Bab 9
Tiga hari bersama Gala, membuat jantung Syera berdebar tak menentu. Bukan karena takut menghadapi kegalakan laki-laki itu tapi hal lain. Entah mulai kapan ia jadi sering memperhatikan tentang senyum Gala yang jarang muncul dari bibir, sekalinya sang dorektur tersenyum, maka wajahnya akan terlihat jauh lebih muda dan tampan. Tanpa disadari, Syera sering mencuri pandang ke arah lengannya yang kekar dan tubuhnya yang tinggi. Ia akan membuang muka kalau Gala memergokinya. Syera bahkan menduga dirinya terkena arus pikiran penuh kemesumam karena berani memikirkan penampilan sang atasan saat tidak memakai baju. Telanjang, jantan, dan menawan. Syera memukul dahinya sendiri karena khayalan itu.

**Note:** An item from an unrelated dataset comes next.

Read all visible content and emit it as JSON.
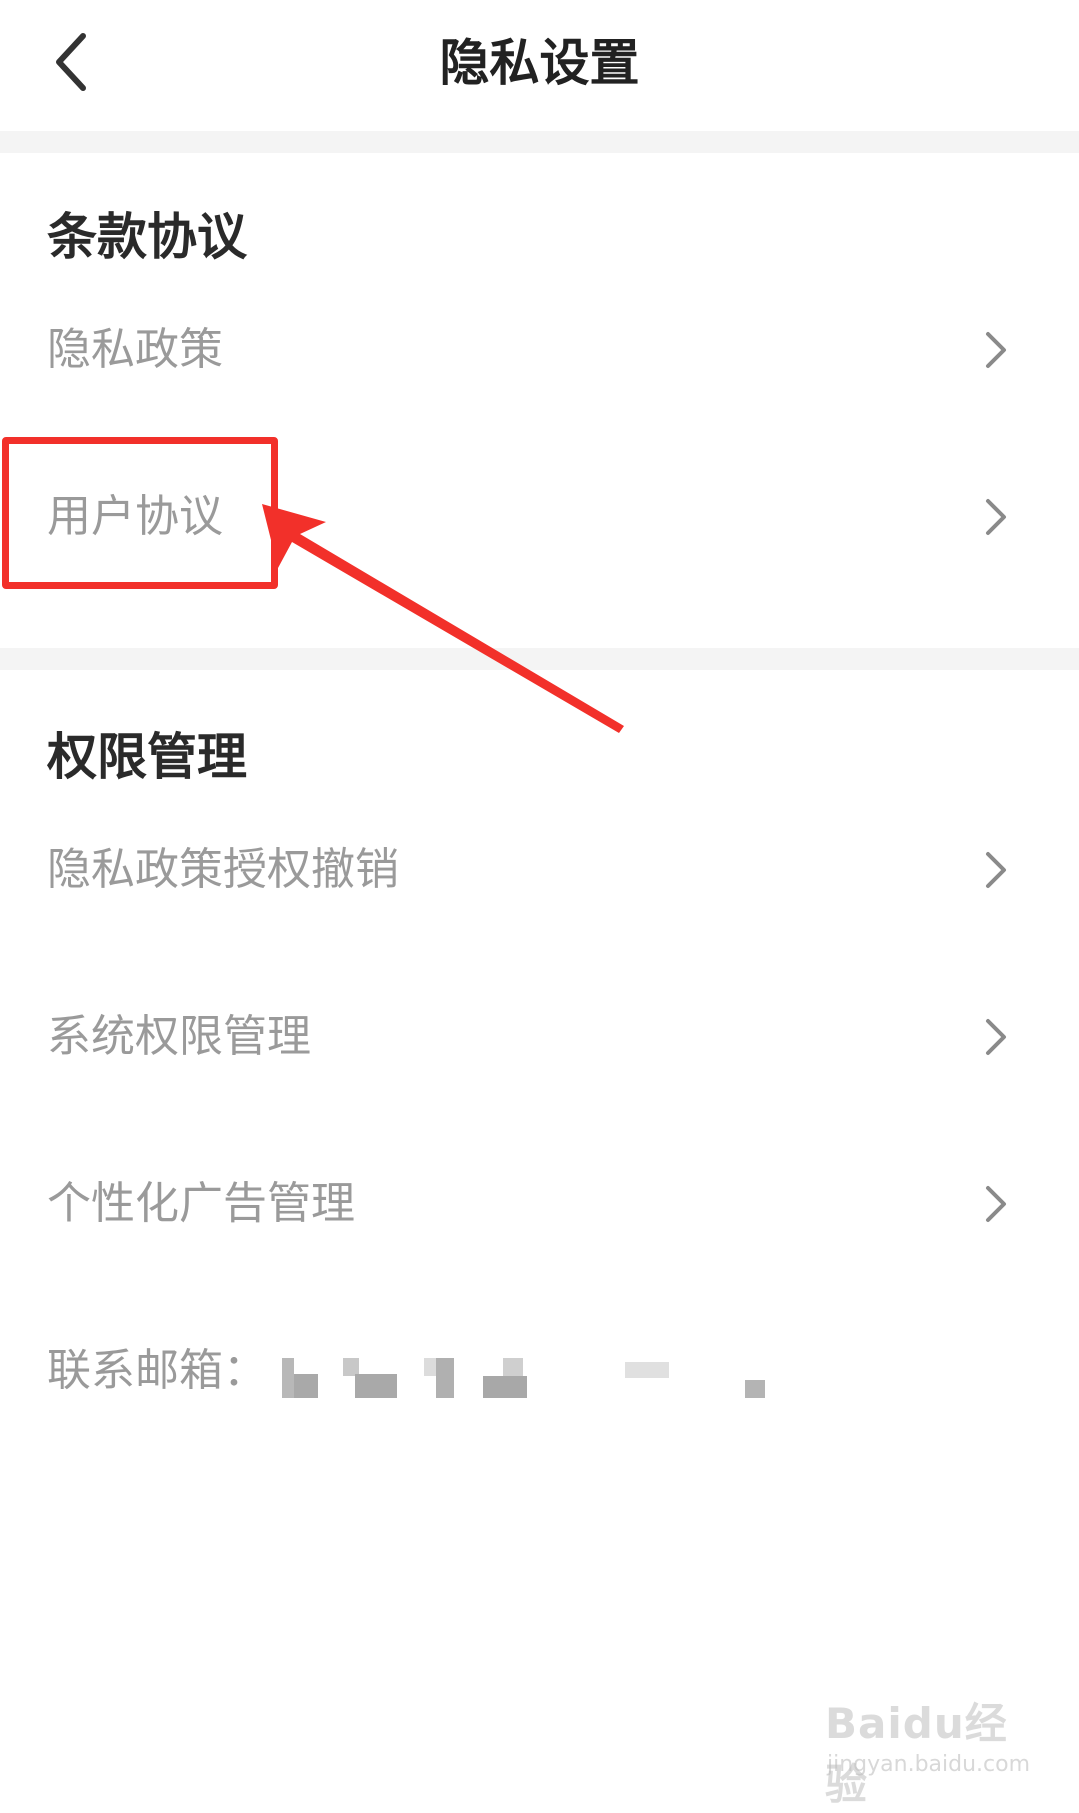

“Jangan bilang kamu sedang memikirkan kekasihmu.”
“Hah, apa Tuan?”
Gala berdiri diam, menatap Syera yang duduk di depan laptop yang terbuka. Ia yakin seratus persen kalau gadis itu sedang memikirkan sesuatu yang tidak ada hubungannya dengan pekerjaan, Terlihat daru wajahnya yang merona dan matanya yang menerawang.
“Bagaimana penampilan laki-laki itu?”
Syera yang tidak mengerti, mengernyit kebingungan. “Siapa Tuan?”
“Kekasihmu.”
“Saya nggak punya kekasih!” sahut Syera cepat. Lalu menunduk dan memiringkan kepala, menyadari kekonyolannya.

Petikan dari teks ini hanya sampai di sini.